Is it Jed McNeil? I hear your screams and panting, yes I do, yes I do. Jed is always interested. Hell has already bumped into him and experienced Jedness. ;-) She calls him god-in-jeans. ;-) Lalalalalalala, lalalalalalala, can't hear you....

There are two other commandos Hell hasn't talked to (although may have brushed against) and I won't bring them in too much in this book. They are Shahrukh and Sullivan. The joke is in their nicknames; they're called the twins.

It doesn't mean that one of these last two men can't be Hell's monitor, of course. Something about a plot device called red herring. Throughout this, of course, Hell's interaction with her monitor in virtual reality gets more and more interesting. That previous sentence is also an example of a red herring. ;-)

Which is, after all, what uber-spies do best. Create a trail that leads nowhere while setting it as bait for the ultimate trap. Who is the trapper and who is the trappee, hmmm? Let's hear your guesses.

Bear with me while I learn. The first button likes the POST. The second button likes the BLOG site. Please help me by "liking" me. Thanks!


Anonymous said...

Heath Cliff!!!

kate said...

I am now experiencing muscle spasms from holding in my screaming excitement, so no one in my room starts to look at me funny.
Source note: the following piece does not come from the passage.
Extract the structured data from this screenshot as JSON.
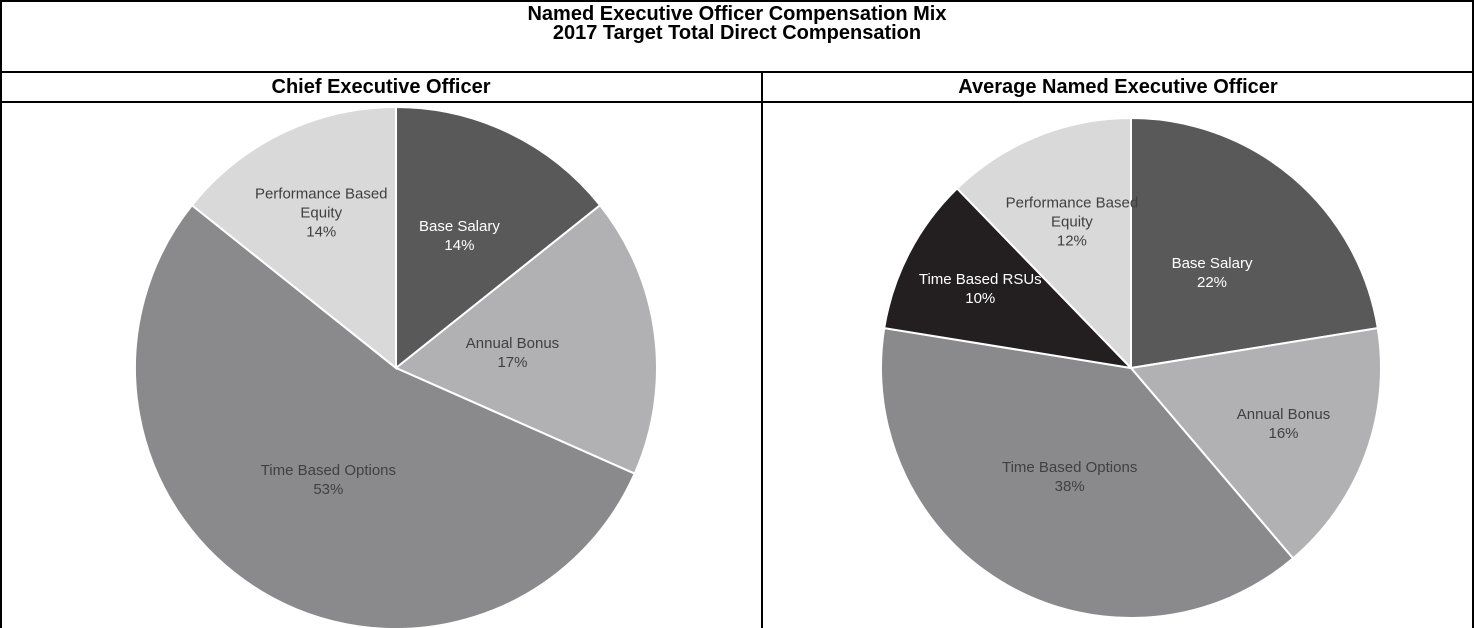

I cannot, I repeat, cannot wait to see Hell's book! And all these sexy sexy guys, yes, yes!

My vote is for Jed...or Heath Cliffe...mmmm...

kate said...

PS: you just gotta tell us who you pick -or at least narrow it down to three, please!

Elaine said...

When are we going to get our dirty little paws on this book? It's the first installment of a trilogy, am I right?

It's got to be Jed...please...!please...! but I don't want to build up my hopes and be disappointed if it turns out otherwise.

Anonymous said...

It has to be Heath! I am very tempted to say jed, but no, Jedness has to be shared a little longer (pleaaase), and I don't think Hell would share.

Now, on a personnal matter..Jenn, I've just discovered you have some scary powers because, now, my back is KILLING me! I can't move, can hardly walk, and my 4-year-old baby-girl has to help me put my panties what did you do to me??? This is just too weird...

Gennita Low said...

Anonymous 1,
Heath Cliffe has a few good scenes with Hell so far ;-). Even I am suspicious.

Narrow it down to three? Eeek. I like Heath. A lot. But Jed was so superb in his one scene so far. I don't know. Even Alex Diamond walked around without a shirt. What am I going to do? ;-D

Let me warn you that this book has very techy science stuff that might sound "futuristic" to some readers. I've done a lot of research on what virtual reality can do right now and have added a couple of elements for ComCen's version. Also, Hell has...ummm...talents ;-). Will reveal later.

You should feel good soon then because I just wrote a scene between Hell and her monitor where he felt pretty darn good! Teehee. As for Jedness. Yes, I see what you mean. Jedness is so special. It's going to be a tough choice for me and Hell....

kathleen dante said...

JED! Three books is barely enough to do Him Justice!

Heath Cliffe needs seasoning.

kathleen dante said...

P.S. Shouldn't Shahrukh and Sullivan be The Twins, not just the twins? They're COS commandos, after all.

Anonymous said...

Gennita, that picture is so funny! I laughed myself silly this morning till my roommate had to come look too.